France

« Prêt à accepter de perdre ses enfants : discours du chef d’état-major sur menace russe »

Mercredi, le chef d’état-major des Armées, le général Fabien Mandon, a affirmé que le pays devait restaurer sa « force d’âme pour accepter de nous faire mal et protéger ce que l’on est » et qu’il devait être prêt à « accepter de perdre ses enfants ». Selon lui, « la Russie, en 2022, c’était moins d’un million d’hommes sous l’uniforme », tandis qu’« aujourd’hui c’est 1,3 million, et ce sera aux alentours de deux millions en 2030 ».

Son intervention a suscité de vives réactions. Mercredi, le général Fabien Mandon, chef d’état-major des Armées, a déclaré lors du congrès des maires de France que la nation devait retrouver sa « force d’âme pour accepter de nous faire mal et protéger ce que l’on est » et qu’elle devrait être prête à « accepter de perdre ses enfants ».

Cette assertion était le résultat d’une longue réflexion sur la menace croissante de la Russie, qui, selon lui, « se prépare à une confrontation à l’horizon 2030 avec nos pays […] parce qu’elle est convaincue que son ennemi existentiel, c’est l’Otan et l’Union européenne ».

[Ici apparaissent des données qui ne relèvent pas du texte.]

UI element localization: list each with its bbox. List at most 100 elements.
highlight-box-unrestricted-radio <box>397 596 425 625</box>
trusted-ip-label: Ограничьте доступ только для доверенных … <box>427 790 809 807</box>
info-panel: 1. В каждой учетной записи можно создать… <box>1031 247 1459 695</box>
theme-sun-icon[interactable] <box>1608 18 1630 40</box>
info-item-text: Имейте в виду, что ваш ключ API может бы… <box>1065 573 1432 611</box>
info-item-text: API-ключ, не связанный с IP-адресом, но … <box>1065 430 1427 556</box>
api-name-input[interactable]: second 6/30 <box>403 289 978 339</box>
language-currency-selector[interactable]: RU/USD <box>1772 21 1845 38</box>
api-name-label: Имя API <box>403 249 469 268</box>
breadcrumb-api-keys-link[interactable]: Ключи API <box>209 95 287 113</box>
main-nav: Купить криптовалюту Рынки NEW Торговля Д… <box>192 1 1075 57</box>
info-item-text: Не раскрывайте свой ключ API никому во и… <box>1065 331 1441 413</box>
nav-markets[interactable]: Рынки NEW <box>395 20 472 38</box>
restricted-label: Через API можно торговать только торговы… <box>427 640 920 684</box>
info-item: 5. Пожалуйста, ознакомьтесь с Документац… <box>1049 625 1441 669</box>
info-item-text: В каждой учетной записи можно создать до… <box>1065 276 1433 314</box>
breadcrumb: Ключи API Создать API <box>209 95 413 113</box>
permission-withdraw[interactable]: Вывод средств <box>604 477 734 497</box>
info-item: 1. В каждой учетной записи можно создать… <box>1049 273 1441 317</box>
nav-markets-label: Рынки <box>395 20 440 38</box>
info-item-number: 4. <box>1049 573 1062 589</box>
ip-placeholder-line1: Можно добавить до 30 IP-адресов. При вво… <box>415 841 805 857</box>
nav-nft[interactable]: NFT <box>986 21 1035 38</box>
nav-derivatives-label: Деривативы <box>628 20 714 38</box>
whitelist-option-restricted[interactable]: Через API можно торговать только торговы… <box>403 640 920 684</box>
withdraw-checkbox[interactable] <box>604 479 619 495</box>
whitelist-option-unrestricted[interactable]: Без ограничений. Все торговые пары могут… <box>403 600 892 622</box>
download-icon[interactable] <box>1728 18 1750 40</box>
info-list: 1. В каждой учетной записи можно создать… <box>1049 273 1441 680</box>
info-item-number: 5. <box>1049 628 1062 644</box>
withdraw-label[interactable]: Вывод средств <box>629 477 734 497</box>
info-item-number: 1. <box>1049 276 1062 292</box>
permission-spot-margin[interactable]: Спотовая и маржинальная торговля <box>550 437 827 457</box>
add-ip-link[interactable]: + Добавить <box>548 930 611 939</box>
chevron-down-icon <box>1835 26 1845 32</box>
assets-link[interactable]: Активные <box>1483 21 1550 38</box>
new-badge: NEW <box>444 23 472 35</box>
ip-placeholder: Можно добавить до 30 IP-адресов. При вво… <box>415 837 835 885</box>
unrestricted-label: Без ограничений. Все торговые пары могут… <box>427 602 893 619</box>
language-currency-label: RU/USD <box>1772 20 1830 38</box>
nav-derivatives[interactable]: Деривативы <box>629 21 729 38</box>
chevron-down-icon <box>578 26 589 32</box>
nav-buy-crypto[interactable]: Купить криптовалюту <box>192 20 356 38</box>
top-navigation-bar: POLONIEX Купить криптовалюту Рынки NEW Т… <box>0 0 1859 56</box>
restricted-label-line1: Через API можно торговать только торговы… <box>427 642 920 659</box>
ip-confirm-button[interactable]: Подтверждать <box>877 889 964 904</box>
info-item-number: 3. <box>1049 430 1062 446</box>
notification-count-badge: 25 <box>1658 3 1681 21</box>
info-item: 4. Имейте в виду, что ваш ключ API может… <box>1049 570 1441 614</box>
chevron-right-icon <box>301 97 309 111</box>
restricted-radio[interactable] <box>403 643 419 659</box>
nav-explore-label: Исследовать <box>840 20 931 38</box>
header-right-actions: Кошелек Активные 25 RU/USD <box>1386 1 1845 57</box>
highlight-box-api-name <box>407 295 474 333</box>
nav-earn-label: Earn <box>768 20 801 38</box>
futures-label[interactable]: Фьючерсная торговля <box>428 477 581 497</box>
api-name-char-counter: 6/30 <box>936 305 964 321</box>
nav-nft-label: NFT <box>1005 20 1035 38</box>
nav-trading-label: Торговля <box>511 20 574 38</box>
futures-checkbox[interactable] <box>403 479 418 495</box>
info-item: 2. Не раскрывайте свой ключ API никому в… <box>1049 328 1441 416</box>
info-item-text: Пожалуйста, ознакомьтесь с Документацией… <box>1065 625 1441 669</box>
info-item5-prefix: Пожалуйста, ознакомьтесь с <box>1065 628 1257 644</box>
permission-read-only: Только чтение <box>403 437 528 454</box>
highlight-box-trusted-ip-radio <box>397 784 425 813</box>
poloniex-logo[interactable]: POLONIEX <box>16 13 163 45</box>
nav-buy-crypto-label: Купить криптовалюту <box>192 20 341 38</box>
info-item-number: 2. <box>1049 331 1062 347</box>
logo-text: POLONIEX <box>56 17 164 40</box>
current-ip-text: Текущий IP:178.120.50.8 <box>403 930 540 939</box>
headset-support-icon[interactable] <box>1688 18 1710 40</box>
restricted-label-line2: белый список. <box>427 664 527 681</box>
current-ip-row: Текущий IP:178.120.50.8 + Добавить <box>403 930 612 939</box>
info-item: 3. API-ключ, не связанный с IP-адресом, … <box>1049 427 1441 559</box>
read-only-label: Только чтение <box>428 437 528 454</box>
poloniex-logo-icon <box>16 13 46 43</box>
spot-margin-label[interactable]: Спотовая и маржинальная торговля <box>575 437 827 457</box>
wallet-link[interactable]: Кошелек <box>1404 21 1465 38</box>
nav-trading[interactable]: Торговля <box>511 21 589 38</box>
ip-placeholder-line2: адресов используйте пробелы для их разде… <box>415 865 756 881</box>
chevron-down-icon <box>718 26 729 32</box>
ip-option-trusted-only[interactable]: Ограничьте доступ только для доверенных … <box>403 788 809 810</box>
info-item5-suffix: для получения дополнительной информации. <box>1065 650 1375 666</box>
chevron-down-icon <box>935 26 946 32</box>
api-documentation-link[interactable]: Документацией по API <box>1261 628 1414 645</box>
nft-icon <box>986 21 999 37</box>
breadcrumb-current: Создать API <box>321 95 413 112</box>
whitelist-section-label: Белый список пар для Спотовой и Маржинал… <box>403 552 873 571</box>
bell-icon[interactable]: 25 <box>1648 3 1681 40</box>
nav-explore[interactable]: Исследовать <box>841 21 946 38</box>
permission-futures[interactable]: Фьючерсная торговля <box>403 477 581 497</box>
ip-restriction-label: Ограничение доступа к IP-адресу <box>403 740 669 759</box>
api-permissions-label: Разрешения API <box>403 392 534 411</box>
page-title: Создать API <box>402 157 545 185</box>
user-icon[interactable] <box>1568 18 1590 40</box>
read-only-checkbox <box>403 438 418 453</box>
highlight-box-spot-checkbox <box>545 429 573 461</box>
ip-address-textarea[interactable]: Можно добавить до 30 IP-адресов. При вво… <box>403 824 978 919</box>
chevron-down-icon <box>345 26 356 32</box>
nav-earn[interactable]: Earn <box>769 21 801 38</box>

Des discours « va-t-en-guerre » et « alarmistes », selon l’opposition

Jean-Luc Mélenchon, leader de la France insoumise, a immédiatement fait part de son « désaccord total ». « Ce n’est pas à lui d’aller inviter les maires ni qui que ce soit à des préparations guerrières décidées par personne », a-t-il posté sur X. « C’est NON ! 51.000 monuments aux morts dans nos communes, ce n’est pas assez ? Oui à la défense nationale mais non aux discours va-t-en guerre insupportables ! », a clamé pour sa part Fabien Roussel, dirigeant du Parti communiste français. Sébastien Chenu, représentant du Rassemblement national, a ajouté que « le chef d’état-major n’a aucune légitimité pour affoler les Français avec des déclarations alarmistes qui ne correspondent en rien à la ligne officielle du pays ».

A contrario, la ministre des Armées, Catherine Vautrin, estime que le chef d’état-major des Armées « est pleinement légitime à s’exprimer sur les menaces » pesant sur la France. « Ses propos, sortis de leur contexte à des fins politiciennes, relèvent du langage militaire d’un chef qui, chaque jour, sait que de jeunes soldats risquent leur vie pour la Nation », a-t-elle déclaré sur X, en soulignant qu’il est « important que les maires soient sensibilisés au contexte actuel ».

« Notre responsabilité est claire : éviter tout affrontement mais nous y préparer, et consolider l’esprit de défense, cette force morale collective sans laquelle aucune nation ne pourrait tenir dans l’épreuve », a-t-elle rappelé. Comme plusieurs responsables européens, notamment allemands et danois, le général Mandon avait déclaré en octobre devant les députés que l’armée française devait se tenir « prête à un choc dans trois, quatre ans » face à la Russie, qui « peut être tentée de poursuivre la guerre sur notre continent ».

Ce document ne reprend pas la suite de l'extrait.